Le immagini satellitari di corpi ammassati in diverse zone della città evocano la memoria di Srebrenica, di cui abbiamo appena ricordato il trentennale.
Dal 2023, il Sudan è travolto da una guerra tra l’esercito e la milizia RSF che controlla l’ovest del Paese. In questi tre anni si sono susseguiti massacri, pulizia etnica, carestie imposte. Solo nelle ultime due settimane a El Fasher sarebbero stati uccisi oltre 2.500 civili: persone già in fuga da altre distruzioni.
Ma chi arma questi uomini così ben equipaggiati? Inchieste internazionali indicano tra i fornitori Cina, Russia, Serbia, Turchia, Emirati Arabi Uniti e Yemen. È dunque un conflitto che può essere fermato solo con la pressione delle diplomazie regionali e globali.
Riporto le parole della giornalista sudanese Nesrine Malik sul Guardian:
“Coloro che hanno influenza sugli Emirati Arabi Uniti, e quindi sulle RSF, ma permettono che la violenza continui senza agire, hanno le mani sporche di sangue. La popolazione di El Fasher è intrappolata in un campo di sterminio. Ogni minuto conta.”

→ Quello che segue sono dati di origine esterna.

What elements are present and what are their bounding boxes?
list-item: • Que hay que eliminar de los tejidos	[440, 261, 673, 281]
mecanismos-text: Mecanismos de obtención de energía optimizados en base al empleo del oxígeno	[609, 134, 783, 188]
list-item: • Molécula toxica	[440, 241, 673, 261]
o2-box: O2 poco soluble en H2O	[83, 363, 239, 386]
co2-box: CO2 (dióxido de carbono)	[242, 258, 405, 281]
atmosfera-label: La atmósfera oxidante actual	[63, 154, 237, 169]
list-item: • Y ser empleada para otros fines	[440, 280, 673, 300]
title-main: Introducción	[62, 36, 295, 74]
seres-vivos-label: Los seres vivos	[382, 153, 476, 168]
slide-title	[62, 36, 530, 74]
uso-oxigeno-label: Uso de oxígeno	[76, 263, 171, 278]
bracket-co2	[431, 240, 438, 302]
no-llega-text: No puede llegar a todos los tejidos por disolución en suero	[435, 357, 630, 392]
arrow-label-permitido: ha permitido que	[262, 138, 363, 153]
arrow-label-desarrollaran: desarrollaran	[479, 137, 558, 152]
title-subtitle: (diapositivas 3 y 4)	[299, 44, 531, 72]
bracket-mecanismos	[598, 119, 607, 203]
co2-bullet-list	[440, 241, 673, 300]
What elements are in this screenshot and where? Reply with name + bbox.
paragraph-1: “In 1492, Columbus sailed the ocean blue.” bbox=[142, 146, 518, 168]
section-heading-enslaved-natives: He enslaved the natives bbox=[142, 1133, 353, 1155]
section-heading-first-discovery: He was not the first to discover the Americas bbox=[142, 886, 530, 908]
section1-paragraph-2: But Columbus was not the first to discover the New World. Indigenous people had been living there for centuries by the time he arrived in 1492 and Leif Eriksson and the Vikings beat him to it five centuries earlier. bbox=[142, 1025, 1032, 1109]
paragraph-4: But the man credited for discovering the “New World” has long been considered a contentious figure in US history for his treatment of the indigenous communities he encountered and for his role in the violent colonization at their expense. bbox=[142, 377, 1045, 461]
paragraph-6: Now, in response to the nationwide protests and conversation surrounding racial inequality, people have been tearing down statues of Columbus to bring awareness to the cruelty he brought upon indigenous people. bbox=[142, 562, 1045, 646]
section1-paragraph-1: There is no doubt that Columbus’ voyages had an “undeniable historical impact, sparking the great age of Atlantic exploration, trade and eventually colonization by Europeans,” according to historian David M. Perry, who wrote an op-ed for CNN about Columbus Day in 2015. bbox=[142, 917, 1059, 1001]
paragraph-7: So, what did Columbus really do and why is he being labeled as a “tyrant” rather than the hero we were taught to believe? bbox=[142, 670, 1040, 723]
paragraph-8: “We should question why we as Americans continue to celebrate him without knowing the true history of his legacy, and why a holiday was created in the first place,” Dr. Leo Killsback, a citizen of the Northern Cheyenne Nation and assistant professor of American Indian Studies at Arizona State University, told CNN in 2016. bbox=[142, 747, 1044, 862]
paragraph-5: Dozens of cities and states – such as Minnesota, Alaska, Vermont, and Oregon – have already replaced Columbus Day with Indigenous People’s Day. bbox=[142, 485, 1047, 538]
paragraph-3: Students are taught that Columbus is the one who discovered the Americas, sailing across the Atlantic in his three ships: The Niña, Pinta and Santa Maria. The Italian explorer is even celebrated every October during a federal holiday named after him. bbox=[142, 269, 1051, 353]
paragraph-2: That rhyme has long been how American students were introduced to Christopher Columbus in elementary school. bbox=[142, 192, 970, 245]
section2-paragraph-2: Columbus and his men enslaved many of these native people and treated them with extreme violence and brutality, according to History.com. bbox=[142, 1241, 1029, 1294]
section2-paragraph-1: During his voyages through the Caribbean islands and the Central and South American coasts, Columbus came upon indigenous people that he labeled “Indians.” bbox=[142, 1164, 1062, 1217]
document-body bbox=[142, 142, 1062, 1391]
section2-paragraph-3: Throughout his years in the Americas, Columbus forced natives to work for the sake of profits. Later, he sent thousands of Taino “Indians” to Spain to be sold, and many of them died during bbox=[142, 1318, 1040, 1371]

Chiediamo che chiunque abbia voce e influenza sull’ambasciatore degli Emirati Arabi Uniti, Abdulla Ali Ateeq Obaid Alsubousi, agisca ora.
Tutto ciò che può essere fatto per fermare questo genocidio non deve restare intentato.
Queste le dichiarazioni della capogruppo di AVS Ecolò Caterina Arciprete. (s.spa.)